È cominciato in Iran il processo al cristiano Saeed Abedini, americano di origini iraniane  detenuto nelle prigioni di Teheran da settembre e che rischia di essere  impiccato. L’uomo, sposato con due figli e musulmano convertito, è stato  arrestato per la prima volta nel 2009 dopo essere tornato nel suo paese per un  viaggio.
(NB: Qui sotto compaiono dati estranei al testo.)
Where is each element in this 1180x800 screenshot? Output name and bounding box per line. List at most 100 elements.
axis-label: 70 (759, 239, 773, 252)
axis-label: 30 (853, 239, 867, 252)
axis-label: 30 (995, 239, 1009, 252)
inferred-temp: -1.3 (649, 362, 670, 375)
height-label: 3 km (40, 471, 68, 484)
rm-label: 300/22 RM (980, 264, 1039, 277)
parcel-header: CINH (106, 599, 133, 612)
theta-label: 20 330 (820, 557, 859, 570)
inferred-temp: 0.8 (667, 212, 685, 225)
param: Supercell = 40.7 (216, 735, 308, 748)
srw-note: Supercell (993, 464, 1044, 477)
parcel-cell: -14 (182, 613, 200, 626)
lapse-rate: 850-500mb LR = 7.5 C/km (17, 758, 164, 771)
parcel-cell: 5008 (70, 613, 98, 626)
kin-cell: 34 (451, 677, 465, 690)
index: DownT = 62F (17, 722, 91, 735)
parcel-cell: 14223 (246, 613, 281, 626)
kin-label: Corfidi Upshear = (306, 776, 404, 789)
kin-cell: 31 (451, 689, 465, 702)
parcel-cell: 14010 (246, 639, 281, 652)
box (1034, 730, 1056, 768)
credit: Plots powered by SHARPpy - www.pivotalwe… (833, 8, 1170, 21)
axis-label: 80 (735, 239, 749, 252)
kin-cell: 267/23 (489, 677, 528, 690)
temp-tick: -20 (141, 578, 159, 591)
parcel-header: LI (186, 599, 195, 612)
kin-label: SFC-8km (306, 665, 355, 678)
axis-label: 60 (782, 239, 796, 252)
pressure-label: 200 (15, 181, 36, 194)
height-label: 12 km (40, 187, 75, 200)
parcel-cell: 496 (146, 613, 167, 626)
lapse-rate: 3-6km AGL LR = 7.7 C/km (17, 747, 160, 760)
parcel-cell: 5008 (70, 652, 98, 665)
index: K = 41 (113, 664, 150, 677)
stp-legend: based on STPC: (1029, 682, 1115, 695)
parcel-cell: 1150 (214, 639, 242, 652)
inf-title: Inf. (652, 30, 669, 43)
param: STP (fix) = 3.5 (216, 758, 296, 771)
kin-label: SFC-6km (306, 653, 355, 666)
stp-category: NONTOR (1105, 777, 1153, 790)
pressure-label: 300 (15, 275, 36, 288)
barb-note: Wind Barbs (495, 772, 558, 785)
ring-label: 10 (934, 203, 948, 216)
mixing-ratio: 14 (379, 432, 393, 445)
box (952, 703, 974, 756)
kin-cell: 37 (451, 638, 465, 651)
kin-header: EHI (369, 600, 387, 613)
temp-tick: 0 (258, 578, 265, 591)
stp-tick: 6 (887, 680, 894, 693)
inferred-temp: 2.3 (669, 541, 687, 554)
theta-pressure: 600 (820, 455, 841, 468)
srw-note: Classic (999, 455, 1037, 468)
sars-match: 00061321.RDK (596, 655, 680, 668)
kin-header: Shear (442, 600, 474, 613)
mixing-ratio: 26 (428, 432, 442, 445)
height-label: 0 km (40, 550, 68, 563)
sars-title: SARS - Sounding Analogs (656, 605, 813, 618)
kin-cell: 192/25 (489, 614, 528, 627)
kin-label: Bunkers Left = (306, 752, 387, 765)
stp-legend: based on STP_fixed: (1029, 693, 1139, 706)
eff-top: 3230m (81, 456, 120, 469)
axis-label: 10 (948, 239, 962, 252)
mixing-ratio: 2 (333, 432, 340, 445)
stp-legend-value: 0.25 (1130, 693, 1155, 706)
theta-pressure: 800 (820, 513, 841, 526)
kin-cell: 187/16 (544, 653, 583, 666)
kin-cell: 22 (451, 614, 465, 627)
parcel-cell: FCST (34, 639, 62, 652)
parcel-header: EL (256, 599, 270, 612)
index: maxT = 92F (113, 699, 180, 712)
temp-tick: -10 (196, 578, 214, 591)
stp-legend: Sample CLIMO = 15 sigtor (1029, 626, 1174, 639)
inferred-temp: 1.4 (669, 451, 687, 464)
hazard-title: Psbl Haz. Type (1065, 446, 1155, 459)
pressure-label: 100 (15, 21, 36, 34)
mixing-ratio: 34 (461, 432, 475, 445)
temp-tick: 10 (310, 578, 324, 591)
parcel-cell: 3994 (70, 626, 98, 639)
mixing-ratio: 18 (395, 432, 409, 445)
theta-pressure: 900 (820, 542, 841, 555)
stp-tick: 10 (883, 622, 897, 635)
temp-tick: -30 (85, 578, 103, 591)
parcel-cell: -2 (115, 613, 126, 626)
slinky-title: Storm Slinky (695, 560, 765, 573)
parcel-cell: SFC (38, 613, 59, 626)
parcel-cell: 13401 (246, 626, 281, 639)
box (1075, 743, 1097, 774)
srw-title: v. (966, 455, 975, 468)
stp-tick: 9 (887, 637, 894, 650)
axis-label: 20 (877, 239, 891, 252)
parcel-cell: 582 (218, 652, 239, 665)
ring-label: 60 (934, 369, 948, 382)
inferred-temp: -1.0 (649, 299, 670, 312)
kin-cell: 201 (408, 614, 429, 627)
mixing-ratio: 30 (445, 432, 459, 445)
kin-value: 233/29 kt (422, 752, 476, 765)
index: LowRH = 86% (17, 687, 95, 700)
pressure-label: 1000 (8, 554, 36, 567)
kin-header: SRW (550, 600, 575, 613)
Costretto a firmare un foglio dove si impegnava a non fare  proselitismo, dopo diversi altri viaggi in Iran, durante i quali ha anche  fondato un orfanotrofio, a settembre 2012 è stato arrestato ancora con l’accusa  di avere violato il documento.

CRISTIANI INTERROGATI. L’uomo ora si trova nel Braccio 26  della Corte rivoluzionaria di Teheran e sarà giudicato da Pir-Abassi, conosciuto  come un «giudice spietato». Alle prime udienze del processo né Saeed né il suo  avvocato hanno potuto partecipare, mentre cristiani venivano portati in aula e  interrogati. Tra le domande, il giudice chiedeva se si fossero convertiti al  cristianesimo per “colpa” di Saeed e se l’orfanotrofio sia stato fondato con  capitale straniero.

AMICI MINACCIATI. Il 23 gennaio scorso Saeed doveva essere  liberato su cauzione, come promesso dal giudice al suo avvocato, ma questo non è  avvenuto. Sattari, che ha aiutato la famiglia di Saeed a fare la richiesta della  cauzione, è stato minacciato dalle autorità iraniane di smetterla se non voleva  perdere il lavoro e avere la casa distrutta.

«TEMO L’IMPICCAGIONE». Il 24 gennaio scorso la famiglia è  andata a trovare Saeed nella prigione di Evin, ma le autorità hanno detto che  non si trova più lì e che non sanno dove sia. Come riferito dal Centro americano  per la giustizia e la legge (Aclj), che è in costante contatto con la famiglia  di Saeed, il cristiano ha paura di «essere impiccato per la mia fede». Sempre  Aclj ha raccolto 225 mila firme sotto una petizione che chiede che Saeed venga  liberato e che il Dipartimento di Stato degli Usa intervenga in suo favore. Cosa  che non è ancora avvenuta.